Ok, now have a look at both those images. The raytraced one must be viewed in 16 millions colors, or the rounding or dithering will spoil the effect. They both feature quadratic vs linear interpolation. We can see the standard linear interpolation artifacts (a value reached on one column/line only), and the difference leaves absolutely no chances to linear interpolation, except for some effects that won't require it because the model is regular enough (mapped tunnels for example).  I have not made much tests with cubic vs quadratic, because the difference is too small to be noticed visually. But the difference exists all the same. Ok, it will be a bit technical here.

Quadratic interpolation is made with polynomials of degree two, while cubic uses degree 3 polynomials. So the derivative of the quadratic functions will be a succession of connected segments (french mathematicians would tell the derivative is "affine par morceaux") while the derivative of the cubic interpolation will be composed of connected quadratic functions. Moreover this latter derivative function is itself derivable, and its derivative is continuous. To sum up we have:

• quadratic: derivable and with continuous derivative (mathematicians say C1).
• cubic: twice derivable and 2nd order derivative is continuous (C2).

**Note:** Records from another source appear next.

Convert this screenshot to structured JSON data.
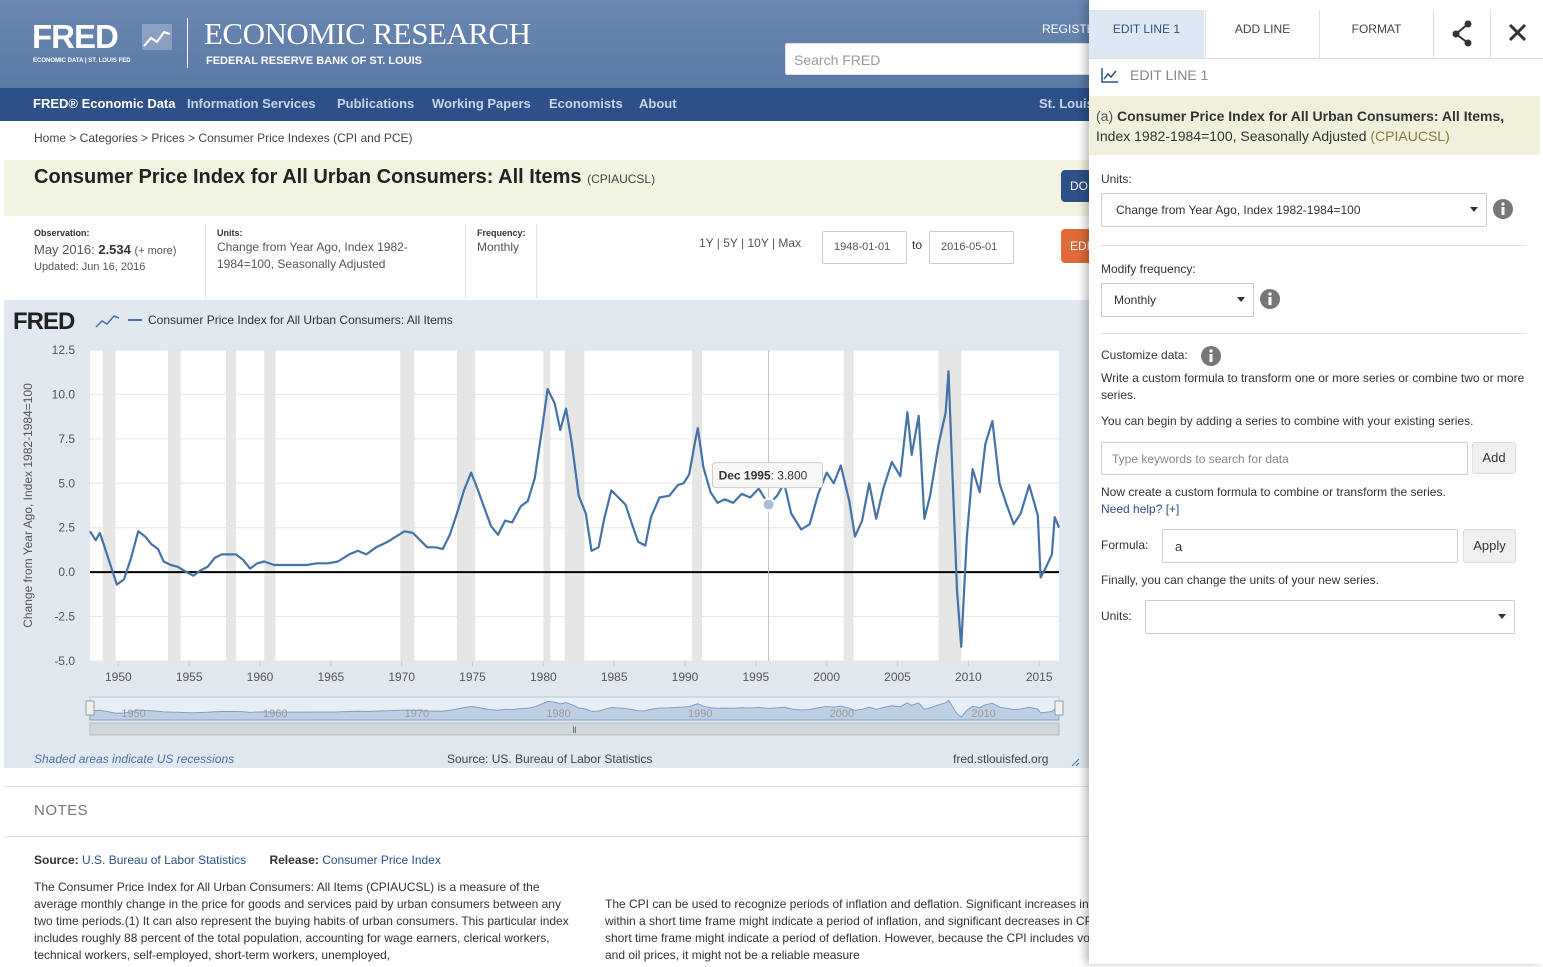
{
  "header": {
    "logo": "FRED",
    "logo_sub": "ECONOMIC DATA | ST. LOUIS FED",
    "org_title": "ECONOMIC RESEARCH",
    "org_sub": "FEDERAL RESERVE BANK OF ST. LOUIS",
    "register": "REGISTE",
    "search_placeholder": "Search FRED"
  },
  "nav": {
    "items": [
      "FRED® Economic Data",
      "Information Services",
      "Publications",
      "Working Papers",
      "Economists",
      "About"
    ],
    "right": "St. Louis"
  },
  "breadcrumb": "Home > Categories > Prices > Consumer Price Indexes (CPI and PCE)",
  "series": {
    "title": "Consumer Price Index for All Urban Consumers: All Items",
    "id": "(CPIAUCSL)",
    "download_btn": "DO",
    "edit_btn": "EDI"
  },
  "meta": {
    "observation_label": "Observation:",
    "observation": "May 2016:",
    "observation_value": "2.534",
    "more": "(+ more)",
    "updated": "Updated: Jun 16, 2016",
    "units_label": "Units:",
    "units": "Change from Year Ago, Index 1982-1984=100, Seasonally Adjusted",
    "frequency_label": "Frequency:",
    "frequency": "Monthly",
    "ranges": "1Y | 5Y | 10Y | Max",
    "start": "1948-01-01",
    "to": "to",
    "end": "2016-05-01"
  },
  "chart_data": {
    "type": "line",
    "logo": "FRED",
    "y_label": "Change from Year Ago, Index 1982-1984=100",
    "x": [
      1948.0,
      1948.4,
      1948.7,
      1949.2,
      1949.6,
      1949.9,
      1950.4,
      1950.9,
      1951.4,
      1951.9,
      1952.3,
      1952.8,
      1953.2,
      1953.7,
      1954.2,
      1954.8,
      1955.3,
      1955.8,
      1956.3,
      1956.8,
      1957.3,
      1957.8,
      1958.3,
      1958.8,
      1959.3,
      1959.8,
      1960.3,
      1961.0,
      1961.8,
      1962.5,
      1963.3,
      1964.0,
      1964.8,
      1965.5,
      1966.3,
      1966.9,
      1967.5,
      1968.2,
      1969.0,
      1969.6,
      1970.2,
      1970.8,
      1971.3,
      1971.8,
      1972.4,
      1972.9,
      1973.4,
      1973.9,
      1974.4,
      1974.9,
      1975.3,
      1975.8,
      1976.3,
      1976.8,
      1977.3,
      1977.8,
      1978.4,
      1978.9,
      1979.4,
      1979.9,
      1980.3,
      1980.8,
      1981.2,
      1981.6,
      1982.0,
      1982.5,
      1983.0,
      1983.4,
      1983.9,
      1984.3,
      1984.8,
      1985.3,
      1985.8,
      1986.3,
      1986.7,
      1987.2,
      1987.6,
      1988.2,
      1988.9,
      1989.5,
      1989.9,
      1990.3,
      1990.7,
      1990.9,
      1991.3,
      1991.8,
      1992.3,
      1992.8,
      1993.4,
      1994.0,
      1994.6,
      1995.2,
      1995.9,
      1996.5,
      1997.0,
      1997.5,
      1998.2,
      1998.8,
      1999.4,
      2000.0,
      2000.5,
      2001.0,
      2001.6,
      2002.0,
      2002.5,
      2003.0,
      2003.5,
      2004.0,
      2004.6,
      2005.2,
      2005.7,
      2006.0,
      2006.5,
      2006.9,
      2007.3,
      2007.9,
      2008.4,
      2008.6,
      2008.9,
      2009.2,
      2009.5,
      2009.9,
      2010.3,
      2010.8,
      2011.2,
      2011.7,
      2012.2,
      2012.7,
      2013.2,
      2013.7,
      2014.3,
      2014.9,
      2015.1,
      2015.5,
      2015.9,
      2016.1,
      2016.4
    ],
    "series": [
      {
        "name": "Consumer Price Index for All Urban Consumers: All Items",
        "color": "#4572a7",
        "values": [
          2.3,
          1.8,
          2.2,
          1.0,
          0.0,
          -0.7,
          -0.4,
          0.8,
          2.3,
          2.0,
          1.6,
          1.3,
          0.6,
          0.4,
          0.3,
          0.0,
          -0.2,
          0.1,
          0.3,
          0.8,
          1.0,
          1.0,
          1.0,
          0.7,
          0.2,
          0.5,
          0.6,
          0.4,
          0.4,
          0.4,
          0.4,
          0.5,
          0.5,
          0.6,
          1.0,
          1.2,
          1.0,
          1.4,
          1.7,
          2.0,
          2.3,
          2.2,
          1.8,
          1.4,
          1.4,
          1.3,
          2.1,
          3.3,
          4.6,
          5.6,
          4.8,
          3.7,
          2.6,
          2.1,
          2.9,
          2.8,
          3.7,
          4.0,
          5.3,
          8.0,
          10.3,
          9.5,
          8.0,
          9.2,
          7.3,
          4.3,
          3.3,
          1.2,
          1.4,
          3.0,
          4.6,
          4.2,
          3.8,
          2.6,
          1.7,
          1.5,
          3.1,
          4.2,
          4.3,
          4.9,
          5.0,
          5.5,
          7.3,
          8.1,
          5.9,
          4.5,
          3.9,
          4.1,
          3.9,
          4.4,
          4.2,
          4.7,
          3.8,
          4.3,
          5.0,
          3.3,
          2.4,
          2.7,
          4.4,
          5.6,
          5.0,
          6.0,
          4.0,
          2.0,
          2.9,
          5.0,
          3.0,
          4.7,
          6.2,
          5.4,
          9.0,
          6.6,
          8.8,
          3.0,
          4.3,
          7.2,
          9.0,
          11.3,
          5.0,
          -1.0,
          -4.2,
          2.0,
          5.8,
          4.5,
          7.2,
          8.5,
          5.0,
          3.8,
          2.7,
          3.3,
          4.9,
          3.2,
          -0.3,
          0.3,
          1.0,
          3.1,
          2.5
        ]
      }
    ],
    "xlim": [
      1948,
      2016.4
    ],
    "xticks": [
      1950,
      1955,
      1960,
      1965,
      1970,
      1975,
      1980,
      1985,
      1990,
      1995,
      2000,
      2005,
      2010,
      2015
    ],
    "ylim": [
      -5,
      12.5
    ],
    "yticks": [
      12.5,
      {
        "value": 10,
        "label": "10.0"
      },
      7.5,
      {
        "value": 5,
        "label": "5.0"
      },
      2.5,
      {
        "value": 0,
        "label": "0.0"
      },
      -2.5,
      {
        "value": -5,
        "label": "-5.0"
      }
    ],
    "grid": true,
    "recessions": [
      [
        1948.9,
        1949.8
      ],
      [
        1953.5,
        1954.4
      ],
      [
        1957.6,
        1958.3
      ],
      [
        1960.3,
        1961.1
      ],
      [
        1969.9,
        1970.9
      ],
      [
        1973.9,
        1975.2
      ],
      [
        1980.0,
        1980.5
      ],
      [
        1981.5,
        1982.9
      ],
      [
        1990.5,
        1991.2
      ],
      [
        2001.2,
        2001.9
      ],
      [
        2007.9,
        2009.5
      ]
    ],
    "recession_color": "#e6e6e6",
    "tooltip": {
      "date": "Dec 1995",
      "x": 1995.9,
      "y": 3.8,
      "label": ": 3.800"
    },
    "navigator_ticks": [
      1950,
      1960,
      1970,
      1980,
      1990,
      2000,
      2010
    ]
  },
  "chart_footer": {
    "recessions_note": "Shaded areas indicate US recessions",
    "source": "Source: US. Bureau of Labor Statistics",
    "site": "fred.stlouisfed.org"
  },
  "notes": {
    "heading": "NOTES",
    "source_label": "Source:",
    "source": "U.S. Bureau of Labor Statistics",
    "release_label": "Release:",
    "release": "Consumer Price Index",
    "para1": "The Consumer Price Index for All Urban Consumers: All Items (CPIAUCSL) is a measure of the average monthly change in the price for goods and services paid by urban consumers between any two time periods.(1) It can also represent the buying habits of urban consumers. This particular index includes roughly 88 percent of the total population, accounting for wage earners, clerical workers, technical workers, self-employed, short-term workers, unemployed,",
    "para2": "The CPI can be used to recognize periods of inflation and deflation. Significant increases in the CPI within a short time frame might indicate a period of inflation, and significant decreases in CPI within a short time frame might indicate a period of deflation. However, because the CPI includes volatile food and oil prices, it might not be a reliable measure"
  },
  "panel": {
    "tabs": [
      "EDIT LINE 1",
      "ADD LINE",
      "FORMAT"
    ],
    "heading": "EDIT LINE 1",
    "series_tag": "(a)",
    "series_title": "Consumer Price Index for All Urban Consumers: All Items,",
    "series_rest": "Index 1982-1984=100, Seasonally Adjusted",
    "series_id": "(CPIAUCSL)",
    "units_label": "Units:",
    "units_value": "Change from Year Ago, Index 1982-1984=100",
    "freq_label": "Modify frequency:",
    "freq_value": "Monthly",
    "customize_label": "Customize data:",
    "customize_text1": "Write a custom formula to transform one or more series or combine two or more series.",
    "customize_text2": "You can begin by adding a series to combine with your existing series.",
    "search_placeholder": "Type keywords to search for data",
    "add": "Add",
    "formula_help_text": "Now create a custom formula to combine or transform the series.",
    "need_help": "Need help? [+]",
    "formula_label": "Formula:",
    "formula_value": "a",
    "apply": "Apply",
    "final_text": "Finally, you can change the units of your new series.",
    "units2_label": "Units:"
  }
}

This is not very important for visual appearance, but in case you want to take the derivative (or approximate it) with for example an emboss functions (bump mapping is not far away) you must take cubic interpolation to have something nice. Otherwise quadratic is more than effective.

Ok, i think i've said it all. You can have some ARM assembly source code for dim=1 quadratic interpolation here ("quad1.bas"), and if you want source for the dim=2 case, you can have it alongside my demo Wish You Were Beer. I hope to see quadratic interpolation more frequently in demos, because it's far better than linear one. And don't forget to credit/thank me in case you found this article valuable.